Preto & Branco

Covid-19 “ajudou” a abrir atelier

– Considera a artista plástica Jesse Jane

 Nascida em Maputo em 1991, a artista plástica Jesse Jane, depois de ter se estreado em primeira tela em 2008 com o patrocínio moral e material do consagrado e falecido artista Samate Mulungo, assume-se artisticamente com abstracista e acredita ser possível viver de arte em Moçambique bastando determinação e estratégia. Mesmo reconhecendo o impacto negativo da pandemia da Covid-19 revela-nos que o isolamento permitiu-lhe criar o seu primeiro atelier, condição que a abre muitas portas…

Siga os excertos da conversa travada com a artista recentemente.

 Jornal Preto & Branco Jesse Jane é seu nome artístico, qual é o oficial e quando estreia-se na arte de pintar?

Jesse Jane (JJ): meu nome artístico deriva de Jéssica Júlia de Siuéia Jane, meu nome oficial. Desde pequena sempre desenhei e pintei em folhas, mas a primeira tela pintei em 2008.
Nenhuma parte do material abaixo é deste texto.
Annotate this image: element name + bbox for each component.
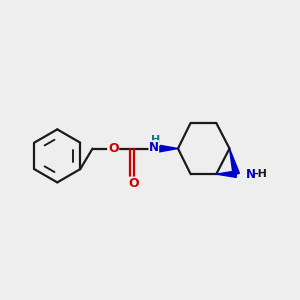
Text: N: N [246,168,256,181]
Text: O: O [108,142,119,155]
Polygon shape [230,148,239,175]
Text: O: O [128,177,139,190]
Text: -H: -H [254,169,268,179]
Polygon shape [158,145,178,152]
Polygon shape [216,171,236,177]
Text: H: H [151,135,160,145]
Text: N: N [149,141,159,154]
(JP&B): Como caracterizas o teu estilo de pintura, as técnicas que usas ..?

(JJ): Faço abstrato, destacando a marmorização por imersão, abstração lírica e geométrica e o expressionismo.

 (JP&B): Que mensagens podemos encontrar nas suas obras?
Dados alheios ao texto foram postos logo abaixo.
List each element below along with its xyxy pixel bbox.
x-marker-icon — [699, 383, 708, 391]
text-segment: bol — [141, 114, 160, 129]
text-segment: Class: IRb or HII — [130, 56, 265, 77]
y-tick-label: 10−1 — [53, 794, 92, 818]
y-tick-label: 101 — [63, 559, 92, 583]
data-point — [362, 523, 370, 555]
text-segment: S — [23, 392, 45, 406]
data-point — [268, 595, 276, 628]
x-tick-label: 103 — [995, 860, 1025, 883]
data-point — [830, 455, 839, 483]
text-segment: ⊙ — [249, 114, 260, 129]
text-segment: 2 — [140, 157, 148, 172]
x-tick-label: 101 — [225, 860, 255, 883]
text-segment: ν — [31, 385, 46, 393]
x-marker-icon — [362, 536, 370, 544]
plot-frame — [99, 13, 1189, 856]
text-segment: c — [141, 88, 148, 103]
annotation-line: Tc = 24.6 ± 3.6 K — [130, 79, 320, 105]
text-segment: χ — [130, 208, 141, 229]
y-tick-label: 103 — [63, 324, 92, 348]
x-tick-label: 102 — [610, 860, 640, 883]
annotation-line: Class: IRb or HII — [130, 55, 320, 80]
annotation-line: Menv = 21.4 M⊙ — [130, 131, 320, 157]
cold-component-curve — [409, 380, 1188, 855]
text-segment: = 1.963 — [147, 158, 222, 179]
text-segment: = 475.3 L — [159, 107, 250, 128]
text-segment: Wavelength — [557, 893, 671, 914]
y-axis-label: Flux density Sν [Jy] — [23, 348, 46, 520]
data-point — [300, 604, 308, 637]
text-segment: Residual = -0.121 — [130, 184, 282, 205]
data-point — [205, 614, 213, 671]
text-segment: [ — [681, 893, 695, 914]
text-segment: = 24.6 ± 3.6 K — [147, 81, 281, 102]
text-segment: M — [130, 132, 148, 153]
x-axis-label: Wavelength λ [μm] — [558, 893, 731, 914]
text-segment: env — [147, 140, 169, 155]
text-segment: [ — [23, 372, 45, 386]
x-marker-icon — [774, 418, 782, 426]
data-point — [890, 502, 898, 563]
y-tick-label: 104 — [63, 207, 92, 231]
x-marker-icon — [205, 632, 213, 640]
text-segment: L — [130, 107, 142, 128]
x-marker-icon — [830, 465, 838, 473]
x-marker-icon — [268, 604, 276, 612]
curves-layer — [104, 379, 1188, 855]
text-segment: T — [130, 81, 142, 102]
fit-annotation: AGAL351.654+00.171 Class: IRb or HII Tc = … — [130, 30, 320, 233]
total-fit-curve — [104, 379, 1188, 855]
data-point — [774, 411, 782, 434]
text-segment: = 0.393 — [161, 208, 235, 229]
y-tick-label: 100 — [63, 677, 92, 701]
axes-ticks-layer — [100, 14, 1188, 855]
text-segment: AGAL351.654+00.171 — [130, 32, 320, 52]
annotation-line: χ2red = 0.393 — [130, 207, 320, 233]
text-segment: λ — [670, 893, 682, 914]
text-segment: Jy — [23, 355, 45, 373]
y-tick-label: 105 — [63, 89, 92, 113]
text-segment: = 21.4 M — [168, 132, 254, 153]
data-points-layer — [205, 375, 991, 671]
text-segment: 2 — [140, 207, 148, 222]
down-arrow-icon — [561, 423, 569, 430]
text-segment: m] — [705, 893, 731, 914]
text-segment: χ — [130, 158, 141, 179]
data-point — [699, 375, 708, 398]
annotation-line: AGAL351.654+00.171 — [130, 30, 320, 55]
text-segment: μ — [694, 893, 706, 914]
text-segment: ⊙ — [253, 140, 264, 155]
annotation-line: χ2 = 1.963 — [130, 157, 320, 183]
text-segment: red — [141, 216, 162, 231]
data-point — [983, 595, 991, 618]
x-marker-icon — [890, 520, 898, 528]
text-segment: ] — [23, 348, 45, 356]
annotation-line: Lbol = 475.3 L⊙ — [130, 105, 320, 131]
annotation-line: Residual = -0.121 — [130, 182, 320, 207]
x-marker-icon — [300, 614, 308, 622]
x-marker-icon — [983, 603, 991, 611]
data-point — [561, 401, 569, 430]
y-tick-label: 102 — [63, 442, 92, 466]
(JJ): R: Valorização das belezas que a Natureza nos dá, a luta contra a poluição, consciencialização.

(JP&B): O que é ser artista plástico em Moçambique?

(JJ): Há pouca valorização, principalmente para a camada jovem, mas o meu interesse pela arte e cultura ultrapassa todas essas lacunas.
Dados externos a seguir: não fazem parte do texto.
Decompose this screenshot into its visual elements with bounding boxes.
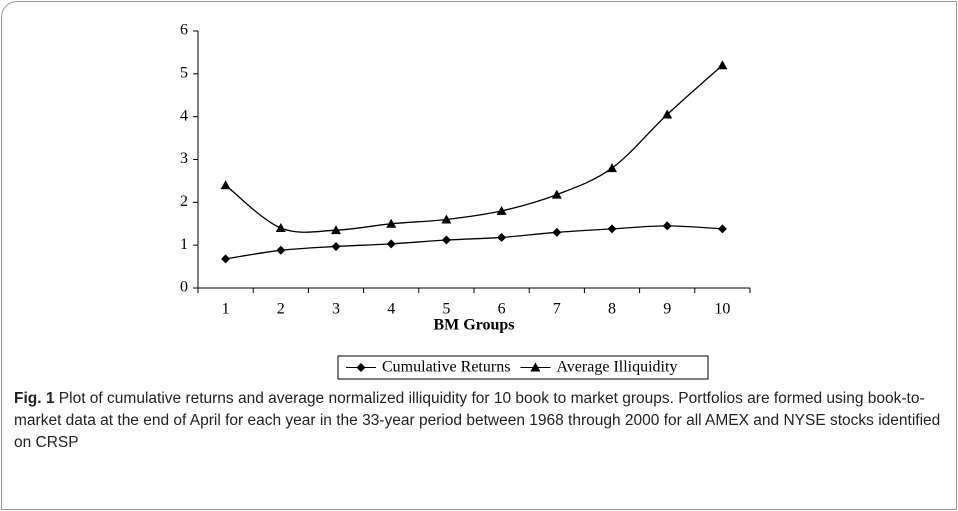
legend-label: Average Illiquidity [556,359,677,376]
marker [552,227,562,237]
marker [441,235,451,245]
marker [441,214,452,224]
marker [530,362,541,372]
marker [221,254,231,264]
x-tick-label: 2 [277,301,285,318]
x-tick-label: 9 [663,301,671,318]
marker [220,180,231,190]
marker [551,189,562,199]
x-tick-label: 10 [714,301,730,318]
series-line [225,225,723,260]
y-tick-label: 6 [180,22,188,39]
chart: BM Groups 0 1 2 3 4 5 6 1 2 3 4 5 6 7 8 9 10 Cumulative R… [180,22,751,380]
marker [607,224,617,234]
marker [356,363,366,372]
y-tick-label: 2 [180,193,188,210]
y-tick-label: 4 [180,107,188,124]
x-tick-label: 7 [553,301,561,318]
marker [717,224,727,234]
legend-label: Cumulative Returns [382,359,510,376]
marker [386,239,396,249]
marker [275,223,286,233]
marker [497,232,507,242]
series-line [225,64,723,233]
caption: Fig. 1 Plot of cumulative returns and av… [14,388,944,454]
marker [607,163,617,173]
marker [496,205,507,215]
y-tick-label: 1 [180,236,188,253]
marker [276,245,286,255]
y-tick-label: 3 [180,150,188,167]
x-tick-label: 8 [608,301,616,318]
y-tick-label: 5 [180,65,188,82]
marker [717,60,728,70]
x-tick-label: 6 [498,301,506,318]
x-axis-label: BM Groups [433,317,514,334]
marker [331,241,341,251]
marker [331,225,341,235]
marker [662,109,673,119]
x-tick-label: 4 [387,301,395,318]
marker [386,218,397,228]
caption-text: Plot of cumulative returns and average n… [14,390,941,451]
caption-label: Fig. 1 [14,390,55,407]
x-tick-label: 5 [442,301,450,318]
y-tick-label: 0 [180,279,188,296]
x-tick-label: 1 [222,301,230,318]
marker [662,221,672,231]
x-tick-label: 3 [332,301,340,318]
(JP&B): Achas possível viver de pintura?

(JJ): É possível, tendo com determinação e estratégia.

(JP&B): No âmbito da crise humanitária criada pela Covid-19 que obstáculos tem enfrentado na sua carreira artística?

(JJ): Esta pandemia deu-me uma oportunidade positiva. Isolada, executei todos os planos adiados por algum motivo, o resultado foi a conquista do meu primeiro Atelier, o que facilitou e motivou-me a trabalhar mais, consequentemente vieram inúmeros convites, entrevistas e exposições.

(JP&B): Que tipo de realizações tem promovido para apoiar psicologicamente e/ou socialmente seus admiradores no âmbito da Covid-19?

(JJ): Trabalho, não há presente melhor para os admiradores que muito trabalho.

(JP&B): Está filiada a alguma associação artística?

(JJ): Não sou membro oficial de nenhuma associação, mas tenho tido colaboração com algumas, como por exemplo a “Nós Arte”.

(JP&B): Tem contado com apoio familiar nesta sua empreitada artística?

(JJ):Sempre, desde pequena.

(JP&B): Qual é  a obra que constitui marco especial na sua carreira?

(JJ): A primeira obra que pintei em 2008, onde a tela e as tintas foram-me ofertadas pelo pintor, já falecido, Samate Mulungo.

(JP&B): Que pintores a inspiram?

(JJ): Muitos, senão todos, porque acho que cada um tem algo para ensinar.

(JP&B): Qual é o grande sonho da Jesse Jane do domínio artístico?

(JJ): Abrir uma escola, galeria de artes, para desenvolver todo tipo de artes….

(JP&B): Como tem preenchido os tempos livres?

(JJ): Sou também maquilhadora, e Professora de Arte em um Colégio da Cidade de Maputo. Igualmente divirto-me com amigos e familiares.

(JP&B): Algum trabalho a vista?

(JJ): Muitas colaborações, exposições individuais. 2021 Será um ano preenchido.

(JP&B): Uma mensagem para os seus admiradores?

(JJ): Que não parem e não desistam dos seus sonhos, com muita luta e garra tudo é possível. E agradeço igualmente pela força e carinho que têm depositado em mim, é muito importante para que continue com os meus projectos.